Table 7.
Developmental status of modulators of mucus-mediated airway obstruction for COPD
| Mediator | Role in COPD | Drug | Clinical development | References |
|---|---|---|---|---|
| Epidermal growth factor receptor (EGFR) | EGFR regulates mucin stores in airway epithelium, which are significantly increased in COPD. | BIBW 2948 (inhibits EGFR autophosphorylation) | Inhalation of BIBW 2948 (4-week treatment) in DBPCRT (NCT00423137) reduced internalization of EGFR but did not reduce mucin stores; BIBW 2948 treatment was associated with higher discontinuation rate (24%) than placebo (4.3%). FEV1 in the higher dose group significantly declined by visit 5 but returned to baseline by visit 7. | 134 |
| Myristoylated alanine-rich C kinase substrate (MARCKS) | Mediates movement of mucin granules to the apical membrane as part of mucin exocytosis. | BIO-11006 | A 21-day phase II DBPCRT of BIO-11006 (inhaled) in COPD (NCT00648245) has been completed; a 2011 abstract reported improved lung function and reduced mucus hypersecretion. | 98, 135, 136 |
| Epithelial sodium channel | Role in homeostasis of mucus hydration, ciliary beating, and clearance of mucus. | GS-5737; compound A | Study of effects of GS-5737 on ciliary action in healthy controls (NCT01793649) was terminated.

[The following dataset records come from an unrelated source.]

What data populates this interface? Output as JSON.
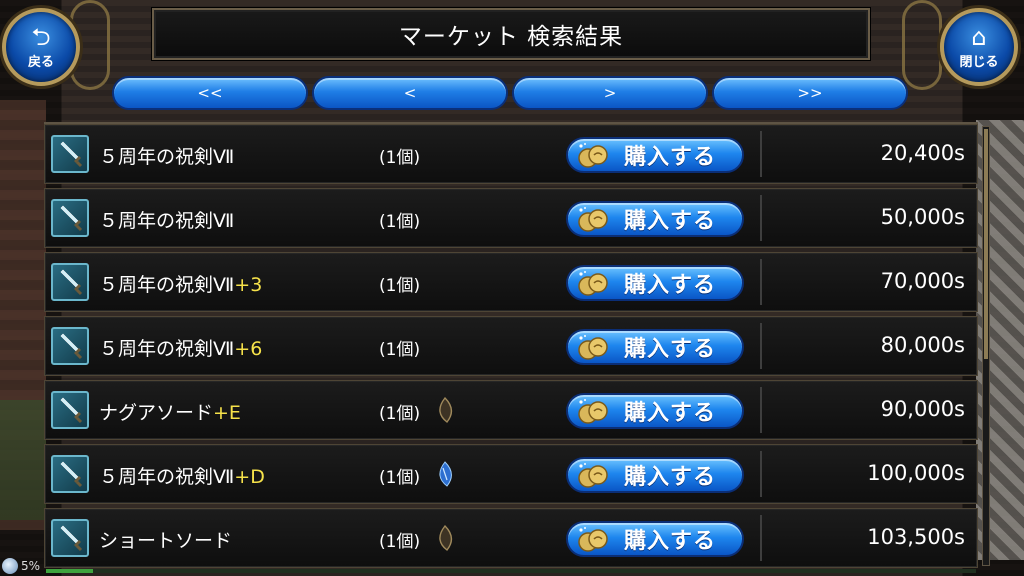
{
  "header": {
    "title": "マーケット 検索結果",
    "back_label": "戻る",
    "close_label": "閉じる"
  },
  "pager": {
    "first": "<<",
    "prev": "<",
    "next": ">",
    "last": ">>"
  },
  "buy_label": "購入する",
  "items": [
    {
      "name": "５周年の祝剣Ⅶ",
      "plus": "",
      "qty": "(1個)",
      "stone": "",
      "price": "20,400s"
    },
    {
      "name": "５周年の祝剣Ⅶ",
      "plus": "",
      "qty": "(1個)",
      "stone": "",
      "price": "50,000s"
    },
    {
      "name": "５周年の祝剣Ⅶ",
      "plus": "+3",
      "qty": "(1個)",
      "stone": "",
      "price": "70,000s"
    },
    {
      "name": "５周年の祝剣Ⅶ",
      "plus": "+6",
      "qty": "(1個)",
      "stone": "",
      "price": "80,000s"
    },
    {
      "name": "ナグアソード",
      "plus": "+E",
      "qty": "(1個)",
      "stone": "brown",
      "price": "90,000s"
    },
    {
      "name": "５周年の祝剣Ⅶ",
      "plus": "+D",
      "qty": "(1個)",
      "stone": "blue",
      "price": "100,000s"
    },
    {
      "name": "ショートソード",
      "plus": "",
      "qty": "(1個)",
      "stone": "brown",
      "price": "103,500s"
    }
  ],
  "status": {
    "percent_text": "5%",
    "progress": 0.05
  },
  "colors": {
    "accent_blue": "#1e86ee",
    "plus_yellow": "#f6e24a",
    "frame_gold": "#b59a5c"
  }
}
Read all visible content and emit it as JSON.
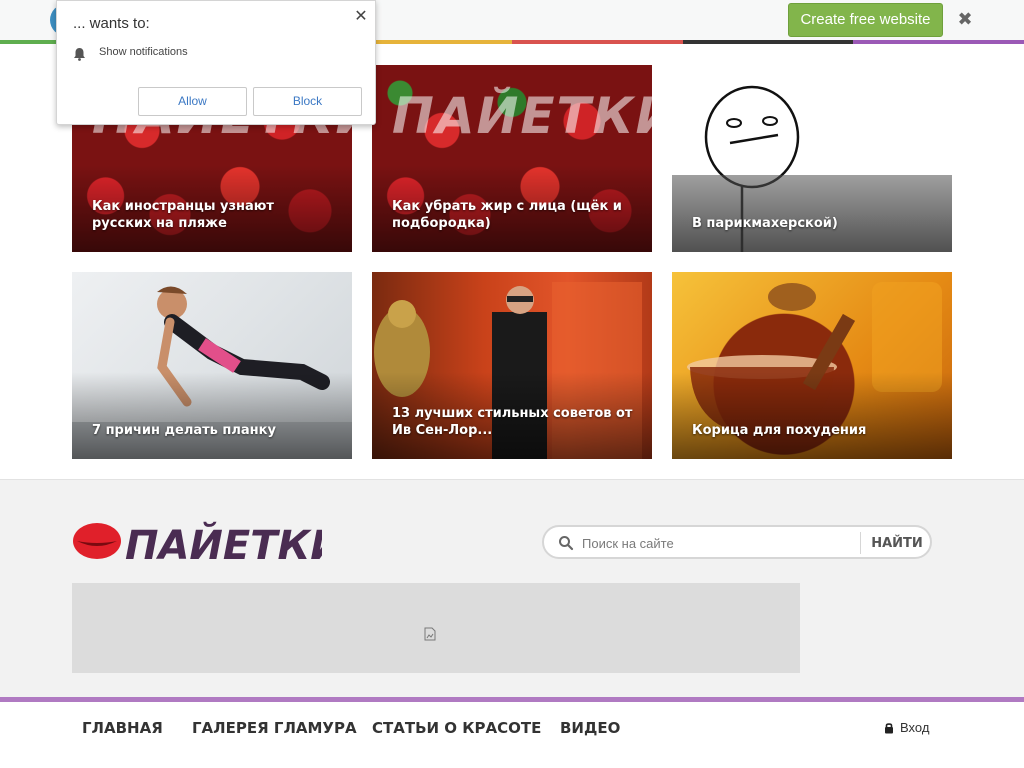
{
  "promo": {
    "create_label": "Create free website",
    "close_glyph": "✖",
    "stripe_colors": [
      "#5fae4f",
      "#3d8fc2",
      "#e6b33a",
      "#d9534f",
      "#333333",
      "#9b59b6"
    ]
  },
  "notification": {
    "title": "... wants to:",
    "close_glyph": "✕",
    "permission": "Show notifications",
    "allow_label": "Allow",
    "block_label": "Block",
    "icon": "bell-icon"
  },
  "articles": [
    {
      "caption": "Как иностранцы узнают русских на пляже",
      "image": "strawberry",
      "overlay": "ПАЙЕТКИ"
    },
    {
      "caption": "Как убрать жир с лица (щёк и подбородка)",
      "image": "strawberry",
      "overlay": "ПАЙЕТКИ"
    },
    {
      "caption": "В парикмахерской)",
      "image": "meme"
    },
    {
      "caption": "7 причин делать планку",
      "image": "plank"
    },
    {
      "caption": "13 лучших стильных советов от Ив Сен-Лор...",
      "image": "fashion"
    },
    {
      "caption": "Корица для похудения",
      "image": "tea"
    }
  ],
  "footer": {
    "logo_text": "ПАЙЕТКИ",
    "search_placeholder": "Поиск на сайте",
    "search_button": "НАЙТИ",
    "ad_icon": "broken-image-icon"
  },
  "nav": {
    "items": [
      "ГЛАВНАЯ",
      "ГАЛЕРЕЯ ГЛАМУРА",
      "СТАТЬИ О КРАСОТЕ",
      "ВИДЕО"
    ],
    "login_label": "Вход",
    "accent": "#b07ac2"
  }
}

Preclinical study of compound A shows improved ciliary movement, mucus clearance, and airway hydration. | 137 |
| Multiple mechanisms | ||||
| Anti-inflammatory and mucolytic | Inflammation, oxidative stress and mucus hypersecretion are well-established in COPD. | N-acetylcysteine (NAC) | The 1-year DBPCRT PANTHEON trial found 600 mg bid NAC reduced exacerbations in patients with GOLD II–III COPD (Chinese Clinical Trials Registry TRC-09000460), as did a smaller study (NCT01136239) that found a reduction only in high-risk patients but also observed improvement in airway function. However, two lower dose studies (600 mg/day) (NCT00184977; not registered) found no benefit while another (not registered) did. | 12, 90–94, 138, 139 |
| Mucolytic, anti-inflammatory, antioxidant, promotes activity of antibiotics | Inflammation, oxidative stress, and mucus hypersecretion are well-established in COPD. | Erdosteine | DBPCRT (NCT00338507) to test daily erdosteine for 28 days. After 4 weeks, erdosteine treatment significantly reduced plasma oxidant levels and increased %FEV1 reversibility by salbutamol treatment. In other reported studies, addition of erdosteine for 7–10 days reduced duration of acute exacerbations, while long-term treatment in stable COPD reduced exacerbations and improved quality of life. | 88, 89 |
| Cystic fibrosis transmembrane conductance regulator (CFTR) | One study found that CFTR is downregulated in smokers with and without COPD; another found that expression of CFTR inversely correlated with emphysema severity. | Ivacaftor potentiates chloride transport | A pilot DBPCRT of ivacaftor (NCT02135432) (treatment up to 2 weeks) with outcome assessed by sweat chloride has been completed. | 140, 141 |
Abbreviations: DBPCRT, double-blind, placebo-controlled, randomized trial; FEV1, forced expiratory volume in 1 second; GOLD, Global Initiative for Chronic Obstructive Lung Disease.